Bonds Investing 101

By insFinance / Published on Thursday, 23 Feb 2017 07:03 AM

All of us have borrowed money at some phase of our life. Be it a few dollars from our parents or borrowed money for college. Just like us, corporations and governments also borrow money from time to time. One way through which they borrow money is via banks but banks are always so hesitant to lend money. This is where the general public comes.

General public can lend money to corporations and governments. These debt investments are known as bonds. The government and private companies need money from time to time for a new project, for entering a new market or just to run their day-to day-expenses. Governments and private companies can raise extra finance through issuing bonds.  Let’s understand this through some basic concepts. The issuer of the bond pays something extra to the individuals who have generously loaned them the money. This something extra is referred to as the coupon rate. Each year you will be paid interest payments until the bond expires, after which the principle amount will be returned. The date at which the bond expires is known as the maturity date. The amount borrowed is known as the face value of the bond.

Let’s reinforce this concept through an example. You buy a bond at the $1000 face value from Company ABC. It has a maturity date of 5 years and coupon rate is 5% annual. Thus, each year you will be paid $50 and at the end of the fifth year along with the interest payment, you will also receive the initial $1000 that you invested. So in the total of 5 years, you have earned a total of $250 more than what you loaned.

But now you may be wondering that I can earn extra cash by buying stock then why bother with bonds?
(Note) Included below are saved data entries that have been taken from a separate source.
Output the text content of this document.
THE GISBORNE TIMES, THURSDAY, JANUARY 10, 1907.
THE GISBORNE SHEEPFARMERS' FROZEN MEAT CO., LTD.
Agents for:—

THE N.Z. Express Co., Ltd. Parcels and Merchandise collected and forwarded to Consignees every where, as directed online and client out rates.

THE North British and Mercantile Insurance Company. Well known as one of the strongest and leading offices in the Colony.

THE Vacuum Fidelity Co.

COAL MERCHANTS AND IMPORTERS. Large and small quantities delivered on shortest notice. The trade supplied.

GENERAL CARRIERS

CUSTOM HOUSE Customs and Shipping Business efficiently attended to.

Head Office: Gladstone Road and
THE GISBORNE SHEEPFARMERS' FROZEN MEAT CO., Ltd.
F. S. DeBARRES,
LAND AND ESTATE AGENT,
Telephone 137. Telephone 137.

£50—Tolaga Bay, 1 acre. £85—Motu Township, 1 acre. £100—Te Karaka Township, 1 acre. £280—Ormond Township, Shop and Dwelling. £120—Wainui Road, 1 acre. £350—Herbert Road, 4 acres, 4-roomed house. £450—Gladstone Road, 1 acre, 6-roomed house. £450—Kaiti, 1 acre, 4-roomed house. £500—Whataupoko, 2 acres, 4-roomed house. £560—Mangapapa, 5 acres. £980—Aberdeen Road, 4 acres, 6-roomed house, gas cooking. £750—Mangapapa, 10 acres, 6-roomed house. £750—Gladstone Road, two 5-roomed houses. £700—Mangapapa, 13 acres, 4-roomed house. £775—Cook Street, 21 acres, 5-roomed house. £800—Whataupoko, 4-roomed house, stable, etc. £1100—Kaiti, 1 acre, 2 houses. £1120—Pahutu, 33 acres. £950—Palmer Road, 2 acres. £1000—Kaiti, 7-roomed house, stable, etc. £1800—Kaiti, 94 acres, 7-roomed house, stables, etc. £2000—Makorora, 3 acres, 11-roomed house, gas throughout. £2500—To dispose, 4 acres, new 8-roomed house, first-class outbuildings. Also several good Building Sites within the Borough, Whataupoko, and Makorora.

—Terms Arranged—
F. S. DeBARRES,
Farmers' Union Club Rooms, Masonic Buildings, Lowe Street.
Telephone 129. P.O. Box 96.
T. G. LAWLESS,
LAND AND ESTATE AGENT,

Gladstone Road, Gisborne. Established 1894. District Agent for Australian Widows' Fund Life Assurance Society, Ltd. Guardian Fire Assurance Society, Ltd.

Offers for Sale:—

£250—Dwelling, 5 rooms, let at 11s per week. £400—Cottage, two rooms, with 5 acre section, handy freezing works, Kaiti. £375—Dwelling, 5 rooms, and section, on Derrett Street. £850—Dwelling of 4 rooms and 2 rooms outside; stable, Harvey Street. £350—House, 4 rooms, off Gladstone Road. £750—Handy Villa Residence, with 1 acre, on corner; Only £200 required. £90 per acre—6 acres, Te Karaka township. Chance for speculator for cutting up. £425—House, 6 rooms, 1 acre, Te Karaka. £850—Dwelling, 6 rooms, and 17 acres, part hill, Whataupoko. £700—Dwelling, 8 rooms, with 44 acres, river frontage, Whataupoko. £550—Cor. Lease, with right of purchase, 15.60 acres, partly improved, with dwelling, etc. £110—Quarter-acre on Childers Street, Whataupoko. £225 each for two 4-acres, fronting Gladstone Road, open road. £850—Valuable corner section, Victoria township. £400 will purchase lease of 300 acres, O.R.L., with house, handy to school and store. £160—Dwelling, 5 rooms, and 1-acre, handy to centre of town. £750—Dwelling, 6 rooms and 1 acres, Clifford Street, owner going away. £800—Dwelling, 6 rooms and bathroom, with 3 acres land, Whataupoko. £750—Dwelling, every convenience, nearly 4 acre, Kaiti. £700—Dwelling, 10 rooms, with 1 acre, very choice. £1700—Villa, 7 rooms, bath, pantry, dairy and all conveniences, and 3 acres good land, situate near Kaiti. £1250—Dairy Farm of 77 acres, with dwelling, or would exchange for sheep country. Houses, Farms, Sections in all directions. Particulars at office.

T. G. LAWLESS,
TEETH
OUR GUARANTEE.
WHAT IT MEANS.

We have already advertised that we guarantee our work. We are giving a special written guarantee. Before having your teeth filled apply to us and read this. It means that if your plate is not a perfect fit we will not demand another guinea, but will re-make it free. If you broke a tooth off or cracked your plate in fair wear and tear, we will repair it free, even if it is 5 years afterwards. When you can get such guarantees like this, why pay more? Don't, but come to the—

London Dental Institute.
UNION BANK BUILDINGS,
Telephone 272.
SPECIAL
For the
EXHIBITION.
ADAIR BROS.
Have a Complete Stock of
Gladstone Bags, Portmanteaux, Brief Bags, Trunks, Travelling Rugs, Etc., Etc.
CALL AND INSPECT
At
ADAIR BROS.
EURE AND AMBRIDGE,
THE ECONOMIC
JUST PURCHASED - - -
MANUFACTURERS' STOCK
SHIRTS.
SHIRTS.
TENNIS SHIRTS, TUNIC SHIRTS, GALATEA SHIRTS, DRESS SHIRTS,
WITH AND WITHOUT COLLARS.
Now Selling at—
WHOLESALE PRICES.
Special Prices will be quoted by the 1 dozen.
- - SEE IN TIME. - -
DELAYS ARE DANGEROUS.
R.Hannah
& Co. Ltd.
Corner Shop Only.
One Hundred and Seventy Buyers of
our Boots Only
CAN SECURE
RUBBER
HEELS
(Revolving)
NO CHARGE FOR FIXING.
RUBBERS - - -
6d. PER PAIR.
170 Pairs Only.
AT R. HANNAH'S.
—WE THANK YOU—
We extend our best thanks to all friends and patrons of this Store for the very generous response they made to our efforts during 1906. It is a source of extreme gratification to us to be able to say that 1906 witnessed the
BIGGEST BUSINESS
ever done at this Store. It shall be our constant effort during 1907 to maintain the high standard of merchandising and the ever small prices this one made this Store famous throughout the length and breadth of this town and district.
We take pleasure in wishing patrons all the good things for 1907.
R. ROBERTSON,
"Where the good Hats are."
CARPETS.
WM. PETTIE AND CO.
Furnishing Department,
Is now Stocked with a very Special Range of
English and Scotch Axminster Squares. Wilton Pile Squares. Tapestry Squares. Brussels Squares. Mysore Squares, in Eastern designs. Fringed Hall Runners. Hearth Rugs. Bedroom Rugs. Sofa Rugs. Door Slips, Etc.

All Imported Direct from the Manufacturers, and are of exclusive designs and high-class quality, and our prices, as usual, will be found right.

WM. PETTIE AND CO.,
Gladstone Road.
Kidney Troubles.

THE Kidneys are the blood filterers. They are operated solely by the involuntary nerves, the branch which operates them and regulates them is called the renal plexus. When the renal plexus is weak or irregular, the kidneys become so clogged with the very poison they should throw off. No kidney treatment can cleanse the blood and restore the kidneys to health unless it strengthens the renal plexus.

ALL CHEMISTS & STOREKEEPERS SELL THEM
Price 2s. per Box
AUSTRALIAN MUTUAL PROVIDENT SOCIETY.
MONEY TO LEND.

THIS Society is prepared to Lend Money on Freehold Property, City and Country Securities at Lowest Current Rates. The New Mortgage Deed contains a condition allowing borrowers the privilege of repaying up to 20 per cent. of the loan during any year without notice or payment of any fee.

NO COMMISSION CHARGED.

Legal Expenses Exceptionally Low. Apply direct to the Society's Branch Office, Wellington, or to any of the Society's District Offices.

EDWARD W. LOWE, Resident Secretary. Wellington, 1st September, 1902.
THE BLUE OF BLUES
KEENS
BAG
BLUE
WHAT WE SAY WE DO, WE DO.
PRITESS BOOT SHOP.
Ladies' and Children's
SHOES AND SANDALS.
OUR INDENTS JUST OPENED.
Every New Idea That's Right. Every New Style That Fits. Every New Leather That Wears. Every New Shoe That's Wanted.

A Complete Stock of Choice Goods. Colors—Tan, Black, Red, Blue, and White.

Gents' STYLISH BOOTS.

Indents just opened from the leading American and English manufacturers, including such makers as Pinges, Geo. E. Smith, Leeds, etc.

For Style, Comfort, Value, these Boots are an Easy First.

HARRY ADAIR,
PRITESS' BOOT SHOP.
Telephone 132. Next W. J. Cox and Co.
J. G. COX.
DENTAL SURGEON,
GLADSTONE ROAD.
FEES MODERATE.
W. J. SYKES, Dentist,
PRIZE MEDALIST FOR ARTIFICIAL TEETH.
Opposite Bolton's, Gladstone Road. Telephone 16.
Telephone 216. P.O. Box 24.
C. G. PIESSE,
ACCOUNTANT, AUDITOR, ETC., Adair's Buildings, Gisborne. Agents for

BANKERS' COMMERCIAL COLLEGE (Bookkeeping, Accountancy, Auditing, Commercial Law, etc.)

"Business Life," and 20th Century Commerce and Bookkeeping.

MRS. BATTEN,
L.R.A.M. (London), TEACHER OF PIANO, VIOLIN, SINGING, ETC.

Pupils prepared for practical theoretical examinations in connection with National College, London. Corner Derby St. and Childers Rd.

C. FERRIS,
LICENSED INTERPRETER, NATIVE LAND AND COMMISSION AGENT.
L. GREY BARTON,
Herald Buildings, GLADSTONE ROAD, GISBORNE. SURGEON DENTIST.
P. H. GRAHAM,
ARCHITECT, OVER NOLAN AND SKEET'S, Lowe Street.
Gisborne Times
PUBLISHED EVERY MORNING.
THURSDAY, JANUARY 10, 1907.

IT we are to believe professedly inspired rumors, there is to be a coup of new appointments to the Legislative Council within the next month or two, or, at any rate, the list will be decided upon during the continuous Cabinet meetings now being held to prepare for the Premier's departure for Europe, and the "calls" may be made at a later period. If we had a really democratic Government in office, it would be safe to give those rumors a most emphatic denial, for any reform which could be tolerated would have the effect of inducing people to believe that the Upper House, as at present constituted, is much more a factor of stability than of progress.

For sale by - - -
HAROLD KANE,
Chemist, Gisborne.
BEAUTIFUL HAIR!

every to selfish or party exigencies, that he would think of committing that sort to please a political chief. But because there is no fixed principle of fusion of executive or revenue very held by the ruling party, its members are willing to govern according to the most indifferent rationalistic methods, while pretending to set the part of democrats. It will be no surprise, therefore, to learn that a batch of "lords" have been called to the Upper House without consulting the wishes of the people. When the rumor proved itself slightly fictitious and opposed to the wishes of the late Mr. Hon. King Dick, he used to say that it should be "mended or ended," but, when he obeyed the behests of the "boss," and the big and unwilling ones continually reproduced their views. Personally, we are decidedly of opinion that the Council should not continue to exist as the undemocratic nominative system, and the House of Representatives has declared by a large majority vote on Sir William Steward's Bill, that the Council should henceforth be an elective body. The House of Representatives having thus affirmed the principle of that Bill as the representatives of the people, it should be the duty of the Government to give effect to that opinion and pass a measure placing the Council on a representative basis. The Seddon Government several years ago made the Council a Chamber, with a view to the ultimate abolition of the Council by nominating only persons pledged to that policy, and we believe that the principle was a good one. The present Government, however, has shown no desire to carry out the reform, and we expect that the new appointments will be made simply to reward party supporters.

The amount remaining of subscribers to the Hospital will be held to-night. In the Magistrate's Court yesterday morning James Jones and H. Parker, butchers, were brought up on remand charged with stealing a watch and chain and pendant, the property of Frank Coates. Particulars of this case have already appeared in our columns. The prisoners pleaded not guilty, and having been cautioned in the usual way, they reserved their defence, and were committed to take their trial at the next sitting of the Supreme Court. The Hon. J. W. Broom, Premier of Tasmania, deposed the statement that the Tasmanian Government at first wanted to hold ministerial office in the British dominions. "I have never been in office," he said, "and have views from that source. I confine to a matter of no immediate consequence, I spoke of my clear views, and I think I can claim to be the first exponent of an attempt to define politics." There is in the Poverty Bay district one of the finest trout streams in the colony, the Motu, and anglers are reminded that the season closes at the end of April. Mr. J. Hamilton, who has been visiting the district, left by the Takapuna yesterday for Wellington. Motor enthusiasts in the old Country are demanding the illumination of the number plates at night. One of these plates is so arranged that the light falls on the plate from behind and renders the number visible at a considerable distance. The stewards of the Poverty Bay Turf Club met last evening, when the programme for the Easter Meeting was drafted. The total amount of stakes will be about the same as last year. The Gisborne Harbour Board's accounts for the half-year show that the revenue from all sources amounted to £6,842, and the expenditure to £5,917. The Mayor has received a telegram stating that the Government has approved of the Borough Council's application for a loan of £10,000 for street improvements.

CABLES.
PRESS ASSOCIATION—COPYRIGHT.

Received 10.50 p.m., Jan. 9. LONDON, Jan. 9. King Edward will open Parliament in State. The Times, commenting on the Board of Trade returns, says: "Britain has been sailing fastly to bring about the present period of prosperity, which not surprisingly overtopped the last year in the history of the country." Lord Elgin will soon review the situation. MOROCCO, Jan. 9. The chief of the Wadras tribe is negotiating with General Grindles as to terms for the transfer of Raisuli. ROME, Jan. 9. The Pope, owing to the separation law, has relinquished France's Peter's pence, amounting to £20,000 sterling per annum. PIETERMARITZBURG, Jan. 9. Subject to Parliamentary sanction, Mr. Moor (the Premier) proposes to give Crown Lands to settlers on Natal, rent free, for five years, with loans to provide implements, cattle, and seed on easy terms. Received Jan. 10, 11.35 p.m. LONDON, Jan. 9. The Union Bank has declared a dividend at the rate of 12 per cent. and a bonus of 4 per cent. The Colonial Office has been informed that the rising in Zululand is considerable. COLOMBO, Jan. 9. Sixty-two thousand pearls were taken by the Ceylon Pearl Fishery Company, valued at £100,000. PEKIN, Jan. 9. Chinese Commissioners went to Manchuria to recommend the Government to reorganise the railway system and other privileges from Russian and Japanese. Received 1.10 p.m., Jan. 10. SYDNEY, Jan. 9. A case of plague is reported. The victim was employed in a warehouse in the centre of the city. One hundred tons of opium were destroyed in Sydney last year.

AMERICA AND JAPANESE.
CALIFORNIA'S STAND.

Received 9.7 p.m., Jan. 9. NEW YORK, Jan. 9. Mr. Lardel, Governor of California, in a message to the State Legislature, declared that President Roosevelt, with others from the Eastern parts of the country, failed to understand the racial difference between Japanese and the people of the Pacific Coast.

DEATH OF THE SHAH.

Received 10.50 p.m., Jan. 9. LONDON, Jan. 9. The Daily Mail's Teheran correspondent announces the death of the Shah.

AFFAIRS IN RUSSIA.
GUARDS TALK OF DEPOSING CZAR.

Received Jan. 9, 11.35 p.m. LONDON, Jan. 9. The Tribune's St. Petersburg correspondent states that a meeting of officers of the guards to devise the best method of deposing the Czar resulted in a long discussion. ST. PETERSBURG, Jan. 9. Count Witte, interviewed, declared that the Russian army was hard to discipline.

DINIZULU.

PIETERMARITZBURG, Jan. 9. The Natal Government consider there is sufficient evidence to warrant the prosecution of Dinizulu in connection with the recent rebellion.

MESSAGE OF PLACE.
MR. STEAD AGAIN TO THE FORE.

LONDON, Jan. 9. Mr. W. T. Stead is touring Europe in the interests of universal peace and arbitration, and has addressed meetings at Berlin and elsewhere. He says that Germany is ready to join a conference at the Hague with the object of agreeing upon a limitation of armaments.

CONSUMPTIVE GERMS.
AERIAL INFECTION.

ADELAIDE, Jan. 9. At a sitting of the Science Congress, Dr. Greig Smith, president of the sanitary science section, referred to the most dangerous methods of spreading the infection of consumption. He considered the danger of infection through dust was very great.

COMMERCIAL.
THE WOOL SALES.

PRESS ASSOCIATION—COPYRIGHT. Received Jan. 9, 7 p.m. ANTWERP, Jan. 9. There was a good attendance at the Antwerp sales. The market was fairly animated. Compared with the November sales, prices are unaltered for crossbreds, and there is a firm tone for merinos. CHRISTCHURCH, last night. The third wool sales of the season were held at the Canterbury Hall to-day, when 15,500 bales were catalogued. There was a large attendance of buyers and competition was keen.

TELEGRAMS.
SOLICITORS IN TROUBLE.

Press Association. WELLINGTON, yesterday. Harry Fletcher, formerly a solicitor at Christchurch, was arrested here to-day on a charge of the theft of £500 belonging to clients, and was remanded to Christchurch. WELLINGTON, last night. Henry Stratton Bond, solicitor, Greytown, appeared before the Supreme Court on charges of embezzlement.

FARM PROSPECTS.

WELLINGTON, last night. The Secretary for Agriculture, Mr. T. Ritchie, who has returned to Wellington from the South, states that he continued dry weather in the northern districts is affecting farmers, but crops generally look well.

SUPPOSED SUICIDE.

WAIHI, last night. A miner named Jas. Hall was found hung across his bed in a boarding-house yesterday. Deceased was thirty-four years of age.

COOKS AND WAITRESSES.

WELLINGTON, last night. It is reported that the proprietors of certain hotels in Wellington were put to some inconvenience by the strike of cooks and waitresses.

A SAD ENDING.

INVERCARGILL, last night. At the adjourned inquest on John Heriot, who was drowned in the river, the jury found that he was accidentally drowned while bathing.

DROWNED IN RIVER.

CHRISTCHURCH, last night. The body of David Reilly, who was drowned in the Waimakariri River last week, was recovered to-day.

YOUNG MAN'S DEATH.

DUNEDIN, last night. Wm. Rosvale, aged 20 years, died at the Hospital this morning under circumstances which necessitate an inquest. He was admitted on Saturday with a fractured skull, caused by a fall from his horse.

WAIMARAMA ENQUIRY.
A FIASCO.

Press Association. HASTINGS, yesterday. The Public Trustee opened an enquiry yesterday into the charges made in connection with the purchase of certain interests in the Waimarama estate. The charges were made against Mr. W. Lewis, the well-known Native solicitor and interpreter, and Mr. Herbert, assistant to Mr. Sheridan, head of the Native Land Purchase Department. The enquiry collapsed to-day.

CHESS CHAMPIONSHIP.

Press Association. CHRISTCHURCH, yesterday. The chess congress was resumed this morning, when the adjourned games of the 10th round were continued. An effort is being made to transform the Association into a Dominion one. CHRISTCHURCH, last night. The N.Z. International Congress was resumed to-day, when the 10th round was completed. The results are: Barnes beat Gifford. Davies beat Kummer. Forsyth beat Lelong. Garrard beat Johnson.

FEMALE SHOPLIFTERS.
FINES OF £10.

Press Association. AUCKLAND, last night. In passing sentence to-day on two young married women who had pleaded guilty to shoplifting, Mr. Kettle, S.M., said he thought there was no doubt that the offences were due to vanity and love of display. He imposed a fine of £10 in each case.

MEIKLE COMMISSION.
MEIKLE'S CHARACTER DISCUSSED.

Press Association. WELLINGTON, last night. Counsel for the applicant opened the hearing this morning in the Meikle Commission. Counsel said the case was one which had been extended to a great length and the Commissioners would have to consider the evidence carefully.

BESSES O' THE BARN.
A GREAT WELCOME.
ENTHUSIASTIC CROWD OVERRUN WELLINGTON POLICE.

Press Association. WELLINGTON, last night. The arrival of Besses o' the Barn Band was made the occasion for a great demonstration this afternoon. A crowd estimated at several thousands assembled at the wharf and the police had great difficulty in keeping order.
Bonds are better than stock in the situation that if there is any event of liquidation, debt holders will paid the first. Preferred shareholders will be paid next and ordinary shareholders will be paid last. So the risk of losing your investment is less than in stocks. Also, buying stocks will provide you voting rights and you will be required to visit the Annual General Meeting. If you are a retired person or a student or if you are a person who travels a lot then this will not feasible for you. However, there is a possibility of default risk. This latter is when the borrower refuses to pay back the principle amount.

There are different types of bonds one may choose from. These are:

  • Government bonds: These are sometimes knows as treasuries. Bonds that governments sell are safe as the default risk is close to none. So if you are a person that is not very risky, government bonds are for you. However, you will not be offered much coupon rate.
  • Municipal bonds: They are also referred to as munis. These are bonds that are issued by local governments. The major advantage of munis is that the returns are free from federal tax. Additionally, local governments will sometimes make their bonds completely tax free.
  • Corporate bonds: Companies can issue bonds just as they issue stock. The major benefit of corporate bonds is the higher yields. The coupon rate will be the highest in this type of bond but so will be the risk involved.

There are three ways through which you can buy bonds. These are as follows:

  • Using a broker
  • Purchasing through banks
  • Purchasing from government’s website

This wraps up this tutorial. You now have a clear idea of what bonds are, how are they different from stocks, how many types are there and how to buy stocks.